Privat Geld verleihen – aber richtig!

Bei Geld hört die Freundschaft auf? Nicht unbedingt. Mit diesen Tipps wird der private Geldverleih an Freunde oder Bekannte nicht zum Streitfaktor.

Ich habe gelernt: Unter Freunden verleiht man kein Geld. Schon gar keine größeren Summen. Heute frage ich mich: Warum eigentlich nicht? Befolgt man nämlich einige Regeln, geht das Streitpotenzial der lieben Taler geradewegs gen Null.

Vorab: Situation klar machen.

Ein Drittel der Bundesbürger halten es laut einer Studie der Postbank für absolut inakzeptabel, sich innerhalb der Familie oder unter Freunden Geld zu leihen. Es wird eine Abhängigkeitssituation geschaffen, die sich negativ auf Beziehungen auswirken kann. Werden Sie sich über Ihre eigene Sichtweise klar.

Nur verleihen, was „über“ ist.

Als grobe Orientierung zur Größenlage sollten Darlehensgeber folgende Faustregel befolgen: Verleihen Sie nur so viel, wie Sie auch verschenken könnten. So kommen Sie bei eventuellen Rückzahlungsproblemen nicht auch noch selbst in Schwierigkeiten.

Ruhig vom Schlimmsten ausgehen.

Darlehensnehmer und Darlehensgeber sollten im gemeinsamen Gespräch unbedingt auch die schlimmste Möglichkeit durchsprechen um sich über mögliche Folgen für beide Seiten bewusst zu werden.

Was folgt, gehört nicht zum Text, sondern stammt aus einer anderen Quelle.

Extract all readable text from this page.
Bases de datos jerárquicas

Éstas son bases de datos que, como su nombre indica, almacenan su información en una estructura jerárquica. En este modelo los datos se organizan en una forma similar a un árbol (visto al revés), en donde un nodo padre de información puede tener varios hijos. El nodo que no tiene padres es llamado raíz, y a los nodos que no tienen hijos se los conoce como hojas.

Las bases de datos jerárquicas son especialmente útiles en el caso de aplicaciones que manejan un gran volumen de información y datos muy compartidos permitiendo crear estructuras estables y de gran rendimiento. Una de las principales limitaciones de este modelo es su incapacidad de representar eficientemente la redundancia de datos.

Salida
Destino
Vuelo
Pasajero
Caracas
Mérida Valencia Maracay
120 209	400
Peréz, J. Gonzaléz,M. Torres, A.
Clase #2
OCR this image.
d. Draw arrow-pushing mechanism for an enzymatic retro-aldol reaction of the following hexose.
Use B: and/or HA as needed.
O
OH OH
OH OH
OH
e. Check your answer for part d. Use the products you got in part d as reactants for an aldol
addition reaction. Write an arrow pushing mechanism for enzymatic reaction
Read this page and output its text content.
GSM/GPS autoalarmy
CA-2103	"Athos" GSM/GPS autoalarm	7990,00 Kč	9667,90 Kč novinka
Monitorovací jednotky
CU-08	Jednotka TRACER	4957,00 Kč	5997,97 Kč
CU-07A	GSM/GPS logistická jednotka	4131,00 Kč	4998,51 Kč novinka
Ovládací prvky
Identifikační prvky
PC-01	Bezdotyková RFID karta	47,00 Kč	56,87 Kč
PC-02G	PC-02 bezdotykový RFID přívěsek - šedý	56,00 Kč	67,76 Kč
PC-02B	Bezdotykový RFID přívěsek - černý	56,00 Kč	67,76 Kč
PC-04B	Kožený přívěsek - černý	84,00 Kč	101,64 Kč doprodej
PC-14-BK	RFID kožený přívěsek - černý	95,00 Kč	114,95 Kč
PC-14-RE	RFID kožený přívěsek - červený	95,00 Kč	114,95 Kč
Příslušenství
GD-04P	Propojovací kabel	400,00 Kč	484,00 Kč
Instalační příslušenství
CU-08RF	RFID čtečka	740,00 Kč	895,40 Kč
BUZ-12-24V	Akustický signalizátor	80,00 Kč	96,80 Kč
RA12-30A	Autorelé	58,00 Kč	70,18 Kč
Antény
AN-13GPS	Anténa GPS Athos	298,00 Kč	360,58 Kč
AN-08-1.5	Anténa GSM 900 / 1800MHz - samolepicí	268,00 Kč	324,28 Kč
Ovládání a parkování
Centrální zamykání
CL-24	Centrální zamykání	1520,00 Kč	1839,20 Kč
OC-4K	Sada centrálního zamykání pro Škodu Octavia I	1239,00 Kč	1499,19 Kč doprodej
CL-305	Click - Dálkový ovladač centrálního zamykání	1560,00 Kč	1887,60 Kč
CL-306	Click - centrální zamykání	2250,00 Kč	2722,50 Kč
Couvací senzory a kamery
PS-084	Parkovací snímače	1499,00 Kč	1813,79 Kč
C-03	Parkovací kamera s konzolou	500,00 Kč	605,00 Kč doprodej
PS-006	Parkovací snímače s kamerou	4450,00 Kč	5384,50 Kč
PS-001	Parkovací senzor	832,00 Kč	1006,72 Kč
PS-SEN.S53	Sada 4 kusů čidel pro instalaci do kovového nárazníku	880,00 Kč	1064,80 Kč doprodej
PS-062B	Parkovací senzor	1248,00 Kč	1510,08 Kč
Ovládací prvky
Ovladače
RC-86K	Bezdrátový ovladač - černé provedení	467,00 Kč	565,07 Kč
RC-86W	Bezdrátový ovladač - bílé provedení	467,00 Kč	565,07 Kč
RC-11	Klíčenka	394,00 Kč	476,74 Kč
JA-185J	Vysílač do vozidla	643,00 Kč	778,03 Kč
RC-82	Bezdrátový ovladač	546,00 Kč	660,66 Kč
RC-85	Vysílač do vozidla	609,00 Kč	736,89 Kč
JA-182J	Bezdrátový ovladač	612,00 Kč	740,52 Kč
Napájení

Mit offenen Karten spielen.

Beide Seiten sollten einverstanden sein, „die Sache“ offiziell zu machen. Keine Geheimniskrämerei, sondern eine offene und klare Kommunikation anderen Beteiligten, wie beispielsweise Geschwistern oder Freunden gegenüber.

Vertrauen ist gut, Vertrag ist besser.

Fixieren Sie die Modalitäten immer schriftlich. Hierzu müssen Sie keinen Notar oder Anwalt konsultieren, sondern lediglich ein Schriftstück aufsetzen, das mindestens die folgenden Eckdaten des Darlehens regelt:

  • Name von Darlehensgeber und Darlehensnehmer
  • Ausdrückliche Benennung als Darlehen/Kredit/Leihe/… und eben NICHT als Schenkung
  • (Geld-)Betrag
  • Laufzeit
  • Höhe der monatlichen Raten
  • ggf. Zinsen (Achtung: Wer über seinem Sparer-Pauschbetrag liegt, der muss auch private Zinseinnahmen versteuern!)
  • Unterschriften

Dies gilt als rechtssichere Dokumentation. Sie können sich natürlich auch entsprechende Musterverträge aus dem Internet herunterladen.

Zeugen erwünscht.

Ziehen Sie ruhig Zeugen bei der Vertragsschließung hinzu.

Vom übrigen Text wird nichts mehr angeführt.